Perché a fronte di scenari di rischio – dissesti idrogeologici, erosione costiera, epidemie agroalimentari – si persegue un modello di sviluppo economico, tipo degli ultimi decenni, che si caratterizza per l’eccessiva pressione antropica sui territori (uso del suolo e delle risorse idriche), quale causa diretta dell’alterazione degli ecosistemi?
Eppure, quel modello di gestione, nel causare degrado ambientale (alterazione o distruzione di risorse scarse e irriproducibili, perdita di biodiversità), non fa che mettere in crisi lo stesso tessuto sociale, la cui esistenza è dipesa dalla relativa prosperità di quel modello di politica territoriale.

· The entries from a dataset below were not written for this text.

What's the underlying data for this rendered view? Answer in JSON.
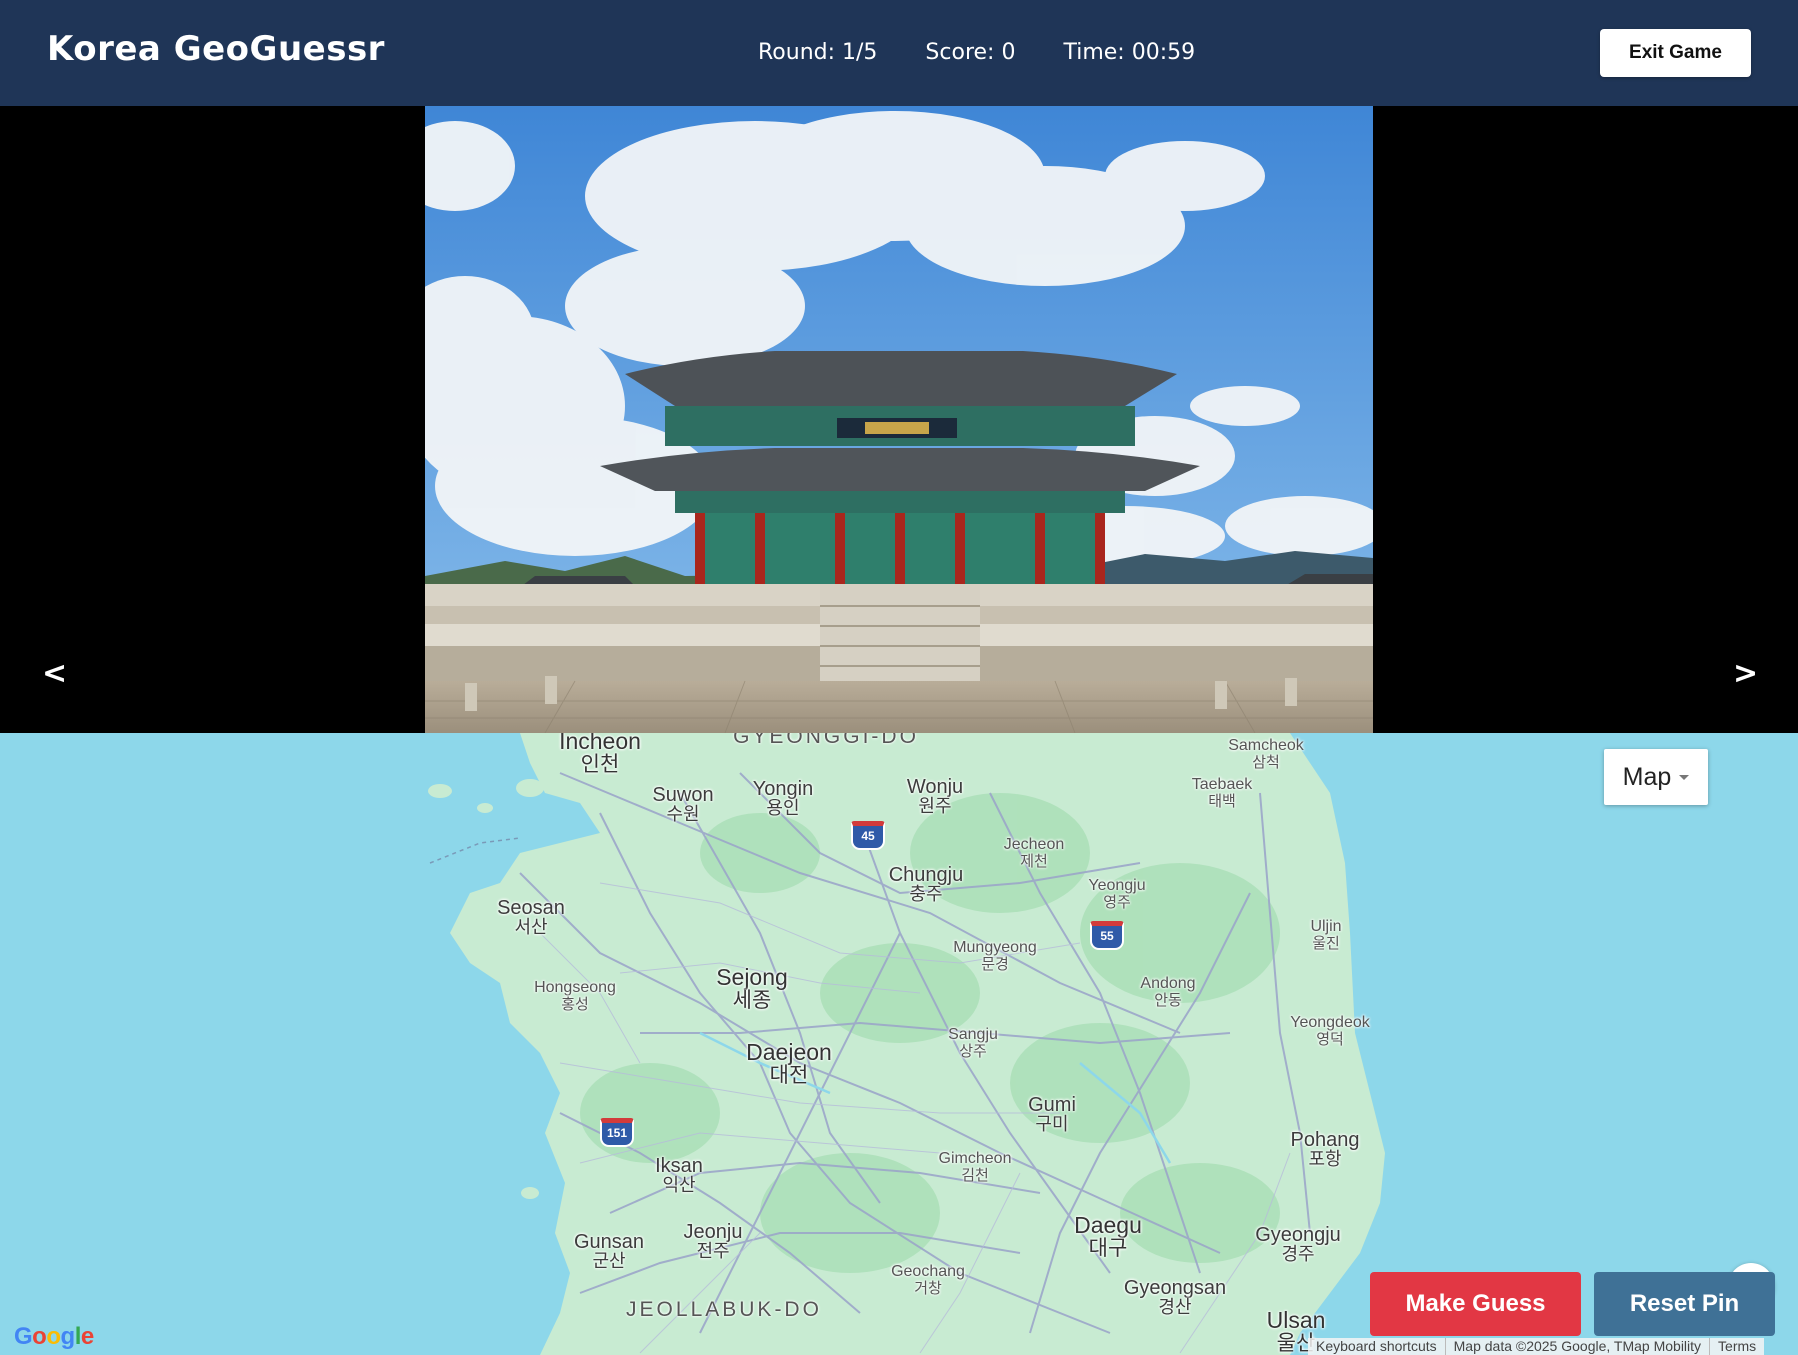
{
  "header": {
    "title": "Korea GeoGuessr",
    "round": "Round: 1/5",
    "score": "Score: 0",
    "time": "Time: 00:59",
    "exit_label": "Exit Game"
  },
  "viewer": {
    "prev_label": "<",
    "next_label": ">",
    "photo_subject": "palace-hall-photo"
  },
  "map": {
    "type_label": "Map",
    "google_logo": "Google",
    "attribution": {
      "shortcuts": "Keyboard shortcuts",
      "data": "Map data ©2025 Google, TMap Mobility",
      "terms": "Terms"
    },
    "regions": [
      "GYEONGGI-DO",
      "JEOLLABUK-DO"
    ],
    "shields": [
      "45",
      "55",
      "151"
    ],
    "cities": {
      "incheon": {
        "en": "Incheon",
        "ko": "인천"
      },
      "suwon": {
        "en": "Suwon",
        "ko": "수원"
      },
      "yongin": {
        "en": "Yongin",
        "ko": "용인"
      },
      "wonju": {
        "en": "Wonju",
        "ko": "원주"
      },
      "samcheok": {
        "en": "Samcheok",
        "ko": "삼척"
      },
      "taebaek": {
        "en": "Taebaek",
        "ko": "태백"
      },
      "jecheon": {
        "en": "Jecheon",
        "ko": "제천"
      },
      "chungju": {
        "en": "Chungju",
        "ko": "충주"
      },
      "yeongju": {
        "en": "Yeongju",
        "ko": "영주"
      },
      "seosan": {
        "en": "Seosan",
        "ko": "서산"
      },
      "uljin": {
        "en": "Uljin",
        "ko": "울진"
      },
      "mungyeong": {
        "en": "Mungyeong",
        "ko": "문경"
      },
      "hongseong": {
        "en": "Hongseong",
        "ko": "홍성"
      },
      "sejong": {
        "en": "Sejong",
        "ko": "세종"
      },
      "andong": {
        "en": "Andong",
        "ko": "안동"
      },
      "yeongdeok": {
        "en": "Yeongdeok",
        "ko": "영덕"
      },
      "sangju": {
        "en": "Sangju",
        "ko": "상주"
      },
      "daejeon": {
        "en": "Daejeon",
        "ko": "대전"
      },
      "gumi": {
        "en": "Gumi",
        "ko": "구미"
      },
      "pohang": {
        "en": "Pohang",
        "ko": "포항"
      },
      "iksan": {
        "en": "Iksan",
        "ko": "익산"
      },
      "gimcheon": {
        "en": "Gimcheon",
        "ko": "김천"
      },
      "daegu": {
        "en": "Daegu",
        "ko": "대구"
      },
      "gyeongju": {
        "en": "Gyeongju",
        "ko": "경주"
      },
      "gunsan": {
        "en": "Gunsan",
        "ko": "군산"
      },
      "jeonju": {
        "en": "Jeonju",
        "ko": "전주"
      },
      "geochang": {
        "en": "Geochang",
        "ko": "거창"
      },
      "gyeongsan": {
        "en": "Gyeongsan",
        "ko": "경산"
      },
      "ulsan": {
        "en": "Ulsan",
        "ko": "울산"
      }
    }
  },
  "actions": {
    "guess_label": "Make Guess",
    "reset_label": "Reset Pin"
  },
  "colors": {
    "header_bg": "#1f3557",
    "guess_btn": "#e23744",
    "reset_btn": "#3f7196",
    "sea": "#8dd7ea",
    "land": "#c8ebd2"
  }
}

Per Emanuele Leonardi, perseverare in questo approccio progettuale mette in gioco la “vita decente” della popolazione di un territorio. Come allora spiegare questa tendenza al degrado ambientale e sociale, che non consente di immaginare un futuro? È solo un problema culturale – di “ignoranza” – di mancanza di conoscenze e competenze nella soluzione tecnica del problema ecologico? È un problema di miopia politica, di ricerca dell’immediatezza del risultato ai fini di costruzione del consenso, che guarda solo a interessi di breve periodo, in prevalenza di tipo economico?
Forse è un problema più radicale: la salvaguardia degli ecosistemi, e la loro gestione, anche tecnologica, come fonte di progresso e di educazione, richiede di ripensare la convivenza umana, il senso dell’umano come collettività, e il suo intreccio profondo con l’ambiente.